Nevertheless, still fondly remembers their liberation, 1945 in Germany. An African American soldier gave her a doll at the time. She guards the gift like treasure. Lyudmila Kocherzhyna lives to this day in Dnepropetrovsk and is committed to the victims of the Nazi regime.

Officer manages to escape from Mauthausen concentration camp

The Soviet officer Michail Rybchinski survived death block 20 in Mauthausen concentration camp. "We saw that there was only death there, nothing else. Then we heard that an uprising was being planned. We took part in it and dared to flee on the night of February 3, 1945," he recalls. It is one of the few organized attempts to break out of a concentration camp. Several hundred men manage to escape, including Mihail Rybchinski. They hope for help from the Austrian population. But the SS calls for an unprecedented human hunt, which will go down in history as one of the so-called end-phase crimes under the cruel name "Mühlviertler Hasenjagd". But Rybchinski is lucky. A peasant family hides it, risking their own lives. The farmers offer to stay with them. But the longing for his mother is too great. 19 years after the events around Mauthausen, there is an emotional reunion in May 1964. Mihail Rybtchinski visits the Langthaler family. The close friendship with the family lasted until Mihail Rybtchinski's death in 2008.

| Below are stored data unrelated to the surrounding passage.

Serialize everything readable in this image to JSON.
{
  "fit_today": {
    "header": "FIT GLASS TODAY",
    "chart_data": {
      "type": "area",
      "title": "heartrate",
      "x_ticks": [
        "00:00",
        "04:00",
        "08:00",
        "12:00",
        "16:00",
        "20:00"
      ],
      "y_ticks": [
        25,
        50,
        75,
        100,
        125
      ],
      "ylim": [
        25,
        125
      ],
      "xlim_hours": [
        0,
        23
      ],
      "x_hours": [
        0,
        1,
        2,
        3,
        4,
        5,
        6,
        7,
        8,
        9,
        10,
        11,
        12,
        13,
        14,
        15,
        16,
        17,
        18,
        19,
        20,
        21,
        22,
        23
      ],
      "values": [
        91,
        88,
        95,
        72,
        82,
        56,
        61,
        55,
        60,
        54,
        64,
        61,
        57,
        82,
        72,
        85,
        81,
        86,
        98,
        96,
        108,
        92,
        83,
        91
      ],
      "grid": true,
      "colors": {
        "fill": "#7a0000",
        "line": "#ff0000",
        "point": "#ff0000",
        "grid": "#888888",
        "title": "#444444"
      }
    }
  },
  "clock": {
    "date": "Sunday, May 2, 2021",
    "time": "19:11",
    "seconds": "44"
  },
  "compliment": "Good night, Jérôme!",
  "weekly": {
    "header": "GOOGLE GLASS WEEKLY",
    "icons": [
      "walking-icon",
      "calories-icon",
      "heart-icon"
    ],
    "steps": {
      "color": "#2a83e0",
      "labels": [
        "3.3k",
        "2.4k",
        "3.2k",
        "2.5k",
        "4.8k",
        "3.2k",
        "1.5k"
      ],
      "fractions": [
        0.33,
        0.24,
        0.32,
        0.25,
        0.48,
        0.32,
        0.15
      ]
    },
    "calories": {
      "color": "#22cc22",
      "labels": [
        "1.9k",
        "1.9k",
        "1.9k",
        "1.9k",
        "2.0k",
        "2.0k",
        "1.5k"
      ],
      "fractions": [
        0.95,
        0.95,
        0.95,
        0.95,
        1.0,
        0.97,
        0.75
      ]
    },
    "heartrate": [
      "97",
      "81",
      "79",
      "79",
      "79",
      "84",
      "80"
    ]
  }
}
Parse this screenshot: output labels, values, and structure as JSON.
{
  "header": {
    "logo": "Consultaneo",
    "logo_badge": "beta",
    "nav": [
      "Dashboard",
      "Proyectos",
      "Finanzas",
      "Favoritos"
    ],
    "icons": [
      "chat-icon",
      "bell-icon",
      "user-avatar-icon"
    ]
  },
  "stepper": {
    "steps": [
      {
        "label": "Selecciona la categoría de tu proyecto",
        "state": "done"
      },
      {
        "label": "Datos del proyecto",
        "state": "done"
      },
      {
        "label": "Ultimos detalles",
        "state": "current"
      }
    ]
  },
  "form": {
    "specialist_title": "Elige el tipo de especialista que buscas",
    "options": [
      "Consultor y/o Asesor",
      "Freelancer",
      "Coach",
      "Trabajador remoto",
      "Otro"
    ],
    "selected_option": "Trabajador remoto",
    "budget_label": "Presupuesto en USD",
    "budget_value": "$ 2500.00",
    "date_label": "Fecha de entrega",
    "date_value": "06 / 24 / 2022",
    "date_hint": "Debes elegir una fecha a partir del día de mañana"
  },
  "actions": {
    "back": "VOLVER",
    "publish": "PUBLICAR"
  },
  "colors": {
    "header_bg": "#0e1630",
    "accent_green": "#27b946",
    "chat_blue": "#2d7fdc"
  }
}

Eight years of gulag for alleged espionage

Lev Netto fights with the partisans as a soldier in Estonia and is taken prisoner by Germany. After he returned, he was brutally tortured. He denied everything, he said - and didn't give in for a month. When the torture never ends, Lev Netto finds no other way out and admits things he hasn't done. The charge is: espionage for the Americans. He remembers the pronouncement of the verdict very well: "For treason and so on, 25 years of imprisonment and five years of restriction of civil rights are ordered."

So the young Lev Netto has to go to the gulag. Cautious estimates suggest that at least 900,000 Soviet returnees were immediately sent to gulags and labor camps. The decisions on such punitive measures are made in fast-track proceedings that do not conform to any rule of law.

Only the death of Stalin released Lev Netto earlier from his fate. But even after that, the disadvantage does not end. His application to the university is rejected for alleged health reasons. Looking back, Lev Netto says: "I was in the gulag for eight years. It was very hard, especially in winter with temperatures as low as minus 40 degrees. In front of my eyes people were shot or simply disappeared. I always wondered why me Such a difficult fate has fallen: The other guys who have fallen have long been resting. I, on the other hand, have to toil in the eternal ice. "

Back to Stalin | 06/09/20 | 10:10 p.m.